Your smartest money decision: Investing in equity right at the start of my career, by studying sectors and companies, probably worked for me. Women in India generally tend to leave money in bank accounts and ignore asset classes that fetch higher returns.
Biggest money mistake: In 1991, I invested in a particular sector, thinking it would do very well. But when the market sank, so did my entire portfolio. That was when I realized the importance of diversification.
Money mantra: Being a responsible investor is the key. If you are single, start panning early and prepare for a rainy day to take care of yourself and enjoy the same living standards as you grow older. If you are married, be an equal in contributing to building your family. Financial independence is not just about earning but also contributing.
Gender clichés that women face: Women don’t understand math, or the man of the house takes charge of finances, are a few common generalisations.
Letter to young women employees
As a young woman, the most important thing is to pursue what you like doing the most. This will ensure that you stay committed and passionate. If you want to build a successful career, take charge and don’t be dependent on others.

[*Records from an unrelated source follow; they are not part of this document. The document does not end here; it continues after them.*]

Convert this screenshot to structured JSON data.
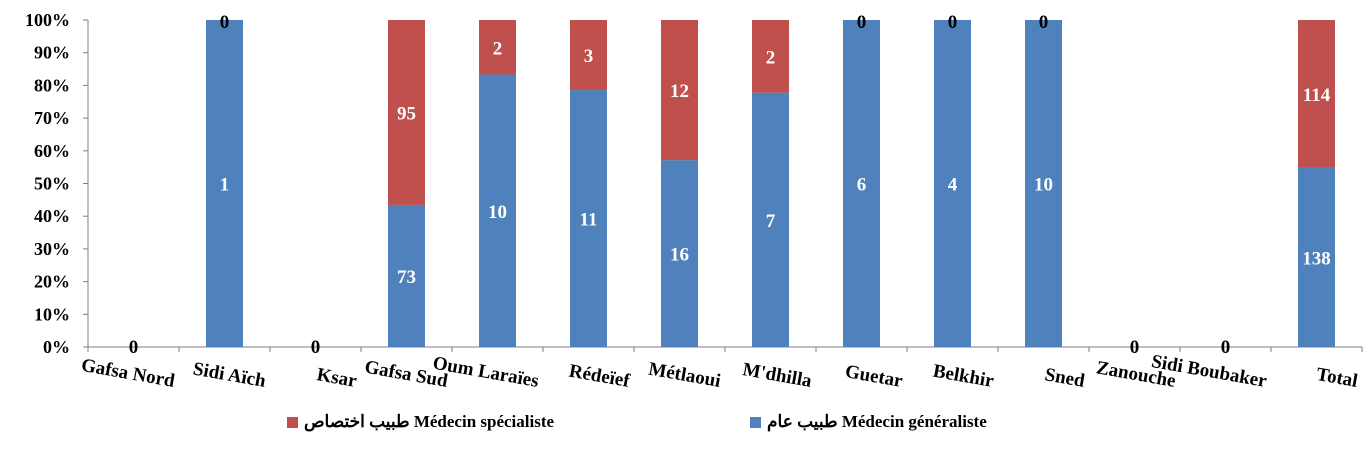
{
  "chart_data": {
    "type": "bar",
    "stacked": "percent",
    "categories": [
      "Gafsa Nord",
      "Sidi Aïch",
      "Ksar",
      "Gafsa Sud",
      "Oum Laraïes",
      "Rédeïef",
      "Métlaoui",
      "M'dhilla",
      "Guetar",
      "Belkhir",
      "Sned",
      "Zanouche",
      "Sidi Boubaker",
      "Total"
    ],
    "series": [
      {
        "name": "طبيب عام Médecin généraliste",
        "color": "#4f81bd",
        "values": [
          0,
          1,
          0,
          73,
          10,
          11,
          16,
          7,
          6,
          4,
          10,
          0,
          0,
          138
        ]
      },
      {
        "name": "طبيب اختصاص Médecin spécialiste",
        "color": "#c0504d",
        "values": [
          0,
          0,
          0,
          95,
          2,
          3,
          12,
          2,
          0,
          0,
          0,
          0,
          0,
          114
        ]
      }
    ],
    "y_ticks": [
      "0%",
      "10%",
      "20%",
      "30%",
      "40%",
      "50%",
      "60%",
      "70%",
      "80%",
      "90%",
      "100%"
    ],
    "ylim": [
      0,
      100
    ],
    "data_labels": {
      "series_0": [
        "0",
        "1",
        "0",
        "73",
        "10",
        "11",
        "16",
        "7",
        "6",
        "4",
        "10",
        "0",
        "0",
        "138"
      ],
      "series_1": [
        "",
        "0",
        "",
        "95",
        "2",
        "3",
        "12",
        "2",
        "0",
        "0",
        "0",
        "",
        "",
        "114"
      ]
    },
    "legend_position": "bottom",
    "grid": false
  },
  "legend": {
    "specialist": "طبيب اختصاص Médecin spécialiste",
    "generalist": "طبيب عام Médecin généraliste"
  }
}
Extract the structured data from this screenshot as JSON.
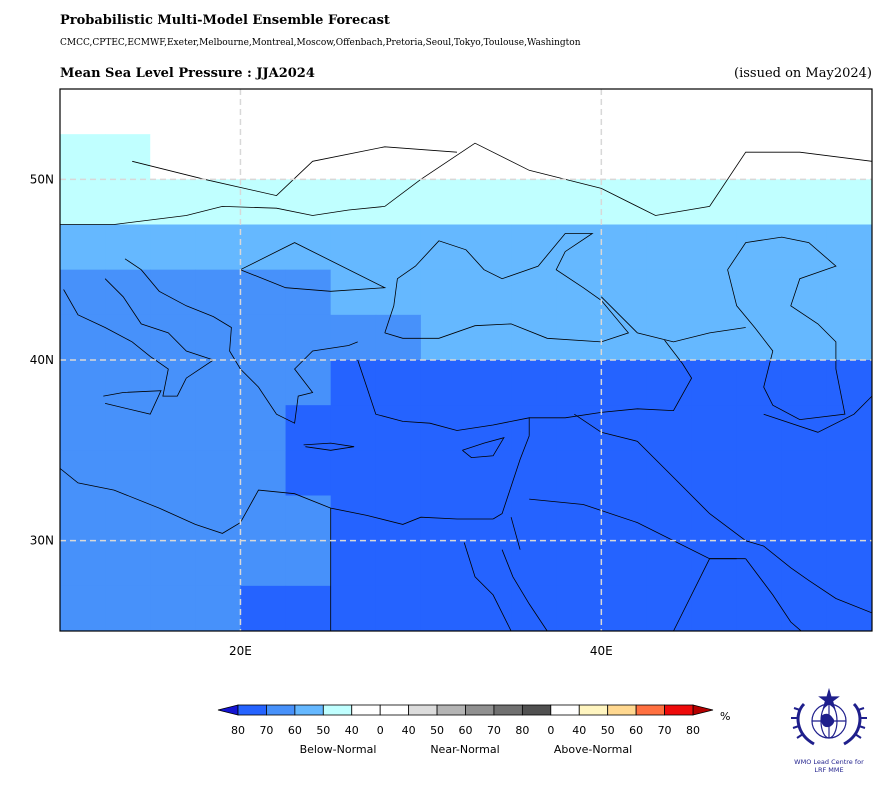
{
  "header": {
    "title": "Probabilistic Multi-Model Ensemble Forecast",
    "models": "CMCC,CPTEC,ECMWF,Exeter,Melbourne,Montreal,Moscow,Offenbach,Pretoria,Seoul,Tokyo,Toulouse,Washington",
    "variable_season": "Mean Sea Level Pressure : JJA2024",
    "issued": "(issued on May2024)"
  },
  "map": {
    "lat_ticks": [
      {
        "value": 50,
        "label": "50N"
      },
      {
        "value": 40,
        "label": "40N"
      },
      {
        "value": 30,
        "label": "30N"
      }
    ],
    "lon_ticks": [
      {
        "value": 20,
        "label": "20E"
      },
      {
        "value": 40,
        "label": "40E"
      }
    ],
    "extent": {
      "lon_min": 10,
      "lon_max": 55,
      "lat_min": 25,
      "lat_max": 55
    },
    "grid_resolution_deg": 2.5,
    "colors": {
      "below_80": "#2563ff",
      "below_70": "#4791fa",
      "below_60": "#65b8ff",
      "below_50": "#c0ffff",
      "white": "#ffffff"
    },
    "grid": [
      "WWWWWWWWWWWWWWWWWWWWWWWWWWWWWWWWWWWWWWWWWWWWWWWWWWWWWWWWWWWWWWWWWWWWWWWWWWWWWWWWWWWWWWWWWWWWWWWWWWWWWWWWWWWWWWWWWWWWWWWWWWWWWWWWWWWWWWWW"
    ],
    "rows": [
      {
        "lat": 52.5,
        "cells": "WWWWWWWWWWWWWWWWWWWWWWWWWWCCCCCCCCC"
      },
      {
        "lat": 50.0,
        "cells": "CCWWWWWWWWWWWWWWWWWWWCCCCCCCCCCCCCC"
      },
      {
        "lat": 47.5,
        "cells": "CCCCCCCCCCCCCCCCCCCCCCSSSSSSSSCCCCC"
      },
      {
        "lat": 45.0,
        "cells": "SSSSSSSSSSSSSSSSSSSSSSSSSSSSSSSSSSSS"
      },
      {
        "lat": 42.5,
        "cells": "MMMMMMSSSSSSSSSSSSSSSSMMMSSSSSSSSSSS"
      },
      {
        "lat": 40.0,
        "cells": "MMMMMMMMSSSSSSSSSSSSSSSSSSSSSCSSSSSS"
      },
      {
        "lat": 37.5,
        "cells": "MMMMMMDDDDDDDDDDDDSSSSSSSSSSSCCCSSSS"
      },
      {
        "lat": 35.0,
        "cells": "MMMMMDDDDDDDDDDDDDDDDDMMMMMMMCCCCCCC"
      },
      {
        "lat": 32.5,
        "cells": "MMMMMDDDDDDDDDDDDDDDDDDMMMMMMMCCCCCC"
      },
      {
        "lat": 30.0,
        "cells": "MMMMMMDDDDDDDDDDDDDDDDMMMMMMMMMSWWWW"
      },
      {
        "lat": 27.5,
        "cells": "MMMMMMDDDDDDDDDDDDDDDDMMMMMMMMMSCCWW"
      },
      {
        "lat": 25.0,
        "cells": "MMMMDDDDDDDDDDDDDDDDDDSSMMMMMMMMMCC"
      }
    ]
  },
  "legend": {
    "unit": "%",
    "colors": [
      "#2563ff",
      "#4791fa",
      "#65b8ff",
      "#c0ffff",
      "#ffffff",
      "#ffffff",
      "#dcdcdc",
      "#b4b4b4",
      "#909090",
      "#707070",
      "#505050",
      "#ffffff",
      "#fff5c0",
      "#ffd890",
      "#ff7040",
      "#ee0a0a"
    ],
    "arrow_left": "#1414d2",
    "arrow_right": "#b40000",
    "tick_labels": [
      "80",
      "70",
      "60",
      "50",
      "40",
      "0",
      "40",
      "50",
      "60",
      "70",
      "80",
      "0",
      "40",
      "50",
      "60",
      "70",
      "80"
    ],
    "categories": [
      "Below-Normal",
      "Near-Normal",
      "Above-Normal"
    ]
  },
  "logo": {
    "text_line1": "WMO Lead Centre for",
    "text_line2": "LRF MME",
    "color": "#1f1f8c"
  }
}
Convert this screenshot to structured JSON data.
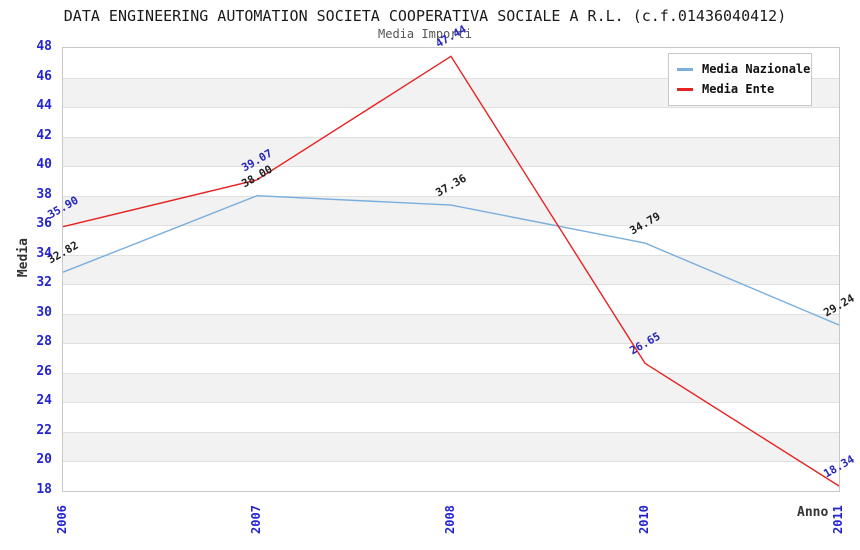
{
  "chart_data": {
    "type": "line",
    "title": "DATA ENGINEERING AUTOMATION SOCIETA COOPERATIVA SOCIALE A R.L. (c.f.01436040412)",
    "subtitle": "Media Importi",
    "xlabel": "Anno",
    "ylabel": "Media",
    "x": [
      "2006",
      "2007",
      "2008",
      "2010",
      "2011"
    ],
    "ylim": [
      18,
      48
    ],
    "ytick_step": 2,
    "grid": "horizontal-bands-alternating",
    "legend_position": "top-right",
    "colors": {
      "tick_label": "#2424cf",
      "band_gray": "#f2f2f2",
      "gridline": "#e0e0e0",
      "plot_border": "#c8c8c8"
    },
    "series": [
      {
        "name": "Media Nazionale",
        "color": "#79aede",
        "label_color": "#1f1f1f",
        "values": [
          32.82,
          38.0,
          37.36,
          34.79,
          29.24
        ],
        "labels": [
          "32.82",
          "38.00",
          "37.36",
          "34.79",
          "29.24"
        ]
      },
      {
        "name": "Media Ente",
        "color": "#e62222",
        "label_color": "#2626bb",
        "values": [
          35.9,
          39.07,
          47.44,
          26.65,
          18.34
        ],
        "labels": [
          "35.90",
          "39.07",
          "47.44",
          "26.65",
          "18.34"
        ]
      }
    ]
  }
}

From an early age, inculcate financial habits such as opening your own bank account and managing it, or develop an interest in investing in various asset classes such as equities, debt, real estate and gold.
Growing up, my father insisted that I do all the bank work, accounting and filing of tax returns on my own. That helped me become independent.
I would urge all women starting their careers to dedicate 2 hours a week to understanding and managing their finances, just the way you allocate time to party with friends.
When you manage finances prudently, you will have more avenues to explore or invest in for your future.